不等她把禮行完,曲雲深就讓丫鬟將謝華晏扶了起來。兩人相視一笑,也沒說什麼“妹妹這是和我生分了”這樣虛假的客套話。自幼一起長大,彼此之間早就心意相通,你知道按照宮中規矩禮不可廢,我明白朋友行的完完整整的大禮自己不願消受。
行過禮,曲雲深便遣散了屋子裡的宮人,只留下她從府中帶進來的心腹丫鬟。
二人先閒話了幾句家常,追憶了一番閨閣時光。曲雲深明白入宮時間不多,很快進入正題。
她撥弄著杯蓋,盯著杯中碧色的茶湯,看上去仿佛在出神,口中卻緩緩道:“今日宣你入宮,除了是因為在這宮裡實在沒幾個能說說真心話的人,實在是難受,還因為有一件事我認為必須讓你們知道。”
她抬起頭看著謝華晏,神色很是認真:“華晏,我且問你,永定侯府在軍中名望如何?在京城勛貴之中地位如何?”

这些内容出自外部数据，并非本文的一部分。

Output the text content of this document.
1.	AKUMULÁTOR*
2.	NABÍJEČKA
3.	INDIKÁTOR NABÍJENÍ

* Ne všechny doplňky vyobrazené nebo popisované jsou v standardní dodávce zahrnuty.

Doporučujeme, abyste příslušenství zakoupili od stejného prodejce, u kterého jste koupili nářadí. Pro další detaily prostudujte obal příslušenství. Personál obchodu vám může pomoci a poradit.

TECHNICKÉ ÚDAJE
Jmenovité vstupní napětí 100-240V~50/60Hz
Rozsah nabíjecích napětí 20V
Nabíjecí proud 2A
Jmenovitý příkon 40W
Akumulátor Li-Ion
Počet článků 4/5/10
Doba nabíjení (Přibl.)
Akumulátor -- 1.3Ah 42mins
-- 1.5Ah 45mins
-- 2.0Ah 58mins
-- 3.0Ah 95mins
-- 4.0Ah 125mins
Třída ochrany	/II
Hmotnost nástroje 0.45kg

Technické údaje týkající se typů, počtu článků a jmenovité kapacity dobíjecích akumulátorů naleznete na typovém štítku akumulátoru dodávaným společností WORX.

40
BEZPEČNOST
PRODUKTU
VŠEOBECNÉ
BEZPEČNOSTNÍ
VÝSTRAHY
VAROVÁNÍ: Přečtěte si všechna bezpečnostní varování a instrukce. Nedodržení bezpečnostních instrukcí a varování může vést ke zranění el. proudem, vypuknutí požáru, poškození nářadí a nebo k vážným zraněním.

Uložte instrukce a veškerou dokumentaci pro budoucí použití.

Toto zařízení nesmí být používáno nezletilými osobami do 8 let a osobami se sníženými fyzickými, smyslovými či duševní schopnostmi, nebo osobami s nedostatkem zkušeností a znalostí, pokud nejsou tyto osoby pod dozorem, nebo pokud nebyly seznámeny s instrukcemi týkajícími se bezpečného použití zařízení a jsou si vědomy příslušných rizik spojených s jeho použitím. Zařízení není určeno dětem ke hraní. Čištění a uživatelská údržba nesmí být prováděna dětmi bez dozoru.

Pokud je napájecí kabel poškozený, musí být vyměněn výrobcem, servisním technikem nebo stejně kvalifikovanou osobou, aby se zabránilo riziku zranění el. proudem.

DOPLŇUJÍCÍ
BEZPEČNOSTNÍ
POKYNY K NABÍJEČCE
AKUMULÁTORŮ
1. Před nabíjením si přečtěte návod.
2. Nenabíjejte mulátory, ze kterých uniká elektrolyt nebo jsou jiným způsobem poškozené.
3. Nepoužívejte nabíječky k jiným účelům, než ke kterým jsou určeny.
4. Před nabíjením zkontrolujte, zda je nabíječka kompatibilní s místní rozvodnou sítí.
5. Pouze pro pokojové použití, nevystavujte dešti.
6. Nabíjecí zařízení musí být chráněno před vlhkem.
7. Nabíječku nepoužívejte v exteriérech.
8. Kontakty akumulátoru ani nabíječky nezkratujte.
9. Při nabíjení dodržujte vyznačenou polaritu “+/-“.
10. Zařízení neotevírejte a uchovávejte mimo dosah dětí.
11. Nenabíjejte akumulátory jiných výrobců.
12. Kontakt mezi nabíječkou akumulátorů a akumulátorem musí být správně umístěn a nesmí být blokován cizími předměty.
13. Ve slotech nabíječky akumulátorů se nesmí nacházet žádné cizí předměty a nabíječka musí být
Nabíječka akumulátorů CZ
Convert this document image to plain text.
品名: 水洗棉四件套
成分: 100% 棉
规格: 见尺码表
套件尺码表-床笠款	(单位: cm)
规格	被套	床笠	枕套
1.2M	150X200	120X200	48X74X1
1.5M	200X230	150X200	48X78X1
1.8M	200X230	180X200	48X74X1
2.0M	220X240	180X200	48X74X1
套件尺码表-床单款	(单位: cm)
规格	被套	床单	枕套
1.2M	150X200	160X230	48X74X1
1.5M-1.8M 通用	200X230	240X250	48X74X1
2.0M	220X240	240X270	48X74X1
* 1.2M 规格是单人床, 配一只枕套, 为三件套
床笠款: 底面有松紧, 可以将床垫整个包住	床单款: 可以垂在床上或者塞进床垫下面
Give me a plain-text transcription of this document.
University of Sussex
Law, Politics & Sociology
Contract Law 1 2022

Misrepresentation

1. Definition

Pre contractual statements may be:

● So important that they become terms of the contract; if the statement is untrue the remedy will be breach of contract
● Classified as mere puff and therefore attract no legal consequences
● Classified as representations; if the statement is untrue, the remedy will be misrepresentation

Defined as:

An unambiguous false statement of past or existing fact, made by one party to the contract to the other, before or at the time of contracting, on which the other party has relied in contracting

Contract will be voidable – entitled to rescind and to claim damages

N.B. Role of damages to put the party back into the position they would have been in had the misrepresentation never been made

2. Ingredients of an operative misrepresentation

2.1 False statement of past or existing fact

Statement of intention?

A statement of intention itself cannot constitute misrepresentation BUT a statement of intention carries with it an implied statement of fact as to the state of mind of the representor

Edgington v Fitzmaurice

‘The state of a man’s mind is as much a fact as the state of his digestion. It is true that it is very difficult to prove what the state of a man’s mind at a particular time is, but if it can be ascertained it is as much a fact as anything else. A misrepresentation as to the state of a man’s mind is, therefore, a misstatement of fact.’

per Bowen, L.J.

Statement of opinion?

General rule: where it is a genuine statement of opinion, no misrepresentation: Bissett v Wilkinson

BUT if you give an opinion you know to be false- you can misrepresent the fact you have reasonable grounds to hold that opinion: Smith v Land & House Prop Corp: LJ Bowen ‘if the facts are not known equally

謝華晏心裡一驚,隱隱有了些猜測,只是一時不敢確定。她仔仔細細地回想了片刻,才帶了九分肯定,謹慎回答道:“皆是中上水平。算不得冒尖,卻也不容小覷。”
曲雲深抿了抿唇,將身側窗戶打開了些,方便觀察外頭,這才低聲道:“皇上似乎有意再收回一部分軍權。”
一般都是隨太│祖征戰時立下了大功勞的人才會封爵,這也是歷朝歷代開國之後新晉的勛貴人家便極少的一個重要原因。